As cortinas brancas dançam com o vento frio que entra junto com a chuva. Fecho-as rapidamente e olho para o relógio. Ainda são cinco horas da manhã, mas sei que será impossível voltar a dormir.

Lembro que fui dormir com bastante raiva de tudo e de todos, e agora olhando para a tela fria do notebook entendo o porquê. Às vezes é impossível não levar uma pesquisa do trabalho para o lado pessoal. Como parte do meu trabalho de jornalista, devo me manter informada sobre assuntos atuais. E o que eu sempre busquei foi mudar a forma equivocada que algumas pessoas pensam. Mas vendo que a maioria acredita que o estupro é em parte por culpa da vítima sinto-me desanimada.

Há dez anos eu fui violentada pelo professor que eu mais confiava. Apesar do tempo os detalhes permanecem vivos em minha memória. E na maioria das vezes eu consigo afastar as lembranças. Porém, basta um comentário numa conversa, uma pesquisa grotesca como essa, ou até mesmo olhar a cicatriz de queimadura causada pela fuga daquele dia e elas vem à tona.

Eu tive medo, tive vergonha.
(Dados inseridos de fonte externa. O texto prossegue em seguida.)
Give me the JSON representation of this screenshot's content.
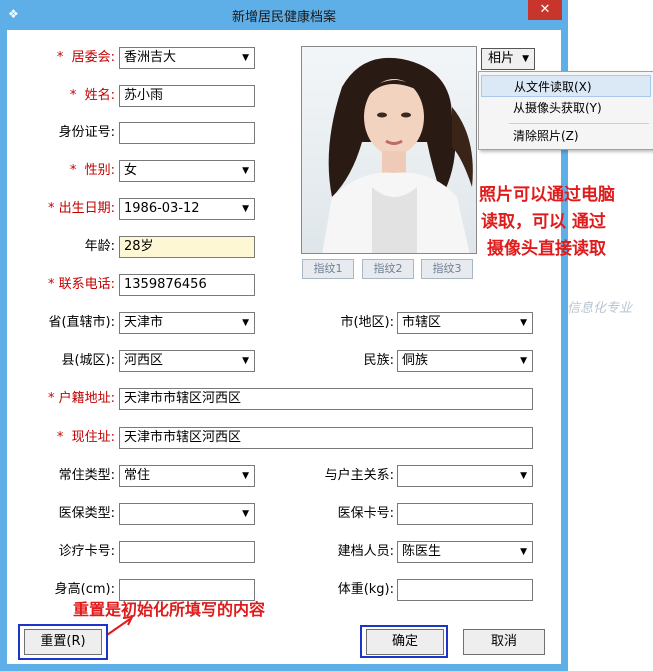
{
  "window": {
    "title": "新增居民健康档案",
    "close_glyph": "✕"
  },
  "form": {
    "committee": {
      "label": "居委会:",
      "required_mark": "*",
      "value": "香洲吉大"
    },
    "name": {
      "label": "姓名:",
      "required_mark": "*",
      "value": "苏小雨"
    },
    "id_number": {
      "label": "身份证号:",
      "value": ""
    },
    "gender": {
      "label": "性别:",
      "required_mark": "*",
      "value": "女"
    },
    "birth_date": {
      "label": "出生日期:",
      "required_mark": "*",
      "value": "1986-03-12"
    },
    "age": {
      "label": "年龄:",
      "value": "28岁"
    },
    "phone": {
      "label": "联系电话:",
      "required_mark": "*",
      "value": "1359876456"
    },
    "province": {
      "label": "省(直辖市):",
      "value": "天津市"
    },
    "city": {
      "label": "市(地区):",
      "value": "市辖区"
    },
    "county": {
      "label": "县(城区):",
      "value": "河西区"
    },
    "ethnicity": {
      "label": "民族:",
      "value": "侗族"
    },
    "registered_address": {
      "label": "户籍地址:",
      "required_mark": "*",
      "value": "天津市市辖区河西区"
    },
    "current_address": {
      "label": "现住址:",
      "required_mark": "*",
      "value": "天津市市辖区河西区"
    },
    "residence_type": {
      "label": "常住类型:",
      "value": "常住"
    },
    "relation": {
      "label": "与户主关系:",
      "value": ""
    },
    "insurance_type": {
      "label": "医保类型:",
      "value": ""
    },
    "insurance_card": {
      "label": "医保卡号:",
      "value": ""
    },
    "clinic_card": {
      "label": "诊疗卡号:",
      "value": ""
    },
    "record_creator": {
      "label": "建档人员:",
      "value": "陈医生"
    },
    "height": {
      "label": "身高(cm):",
      "value": ""
    },
    "weight": {
      "label": "体重(kg):",
      "value": ""
    }
  },
  "photo": {
    "button_label": "相片",
    "menu": [
      "从文件读取(X)",
      "从摄像头获取(Y)",
      "清除照片(Z)"
    ],
    "fingerprints": [
      "指纹1",
      "指纹2",
      "指纹3"
    ]
  },
  "annotations": {
    "photo_note": [
      "照片可以通过电脑",
      "读取，可以  通过",
      "摄像头直接读取"
    ],
    "reset_note": "重置是初始化所填写的内容",
    "watermark": "信息化专业"
  },
  "buttons": {
    "reset": "重置(R)",
    "ok": "确定",
    "cancel": "取消"
  },
  "colors": {
    "title_bar": "#5eaee8",
    "required": "#c40000",
    "annotation": "#e01b1b",
    "highlight_box": "#1c34c8"
  }
}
Não contei a ninguém porque na certa me julgariam. “Mas o que era de se esperar? Uma garota sozinha na casa de um homem feito”. É o que diriam. E quando Nina descobriu nada melhorou. Ele continuou a me perseguir, cada vez mais. Eu pensei que ele iria me matar. Sei que ele está a quilômetros de distancia, e não pode me fazer nenhum mal. Nem sou a mesma pessoa vulnerável agora. Confiei uma vez na justiça e ela falhou comigo. Agora eu mesma faço minha própria justiça.

***

Um feixe de luz escapa da cortina branca revelando o avanço das horas. Sem coragem levanto-me antes de o despertador soar e corro para o banho. Deixo que o vapor da água quente leve minhas memórias para o mais longe possível. Visto uma roupa que me faça parecer o mais eficiente possível. Preciso demonstrar eficiência, pois o dom da bajulação nunca foi concebido a mim, e preciso me esforçar muito contra os inimigos que já conquistei em tão pouco tempo.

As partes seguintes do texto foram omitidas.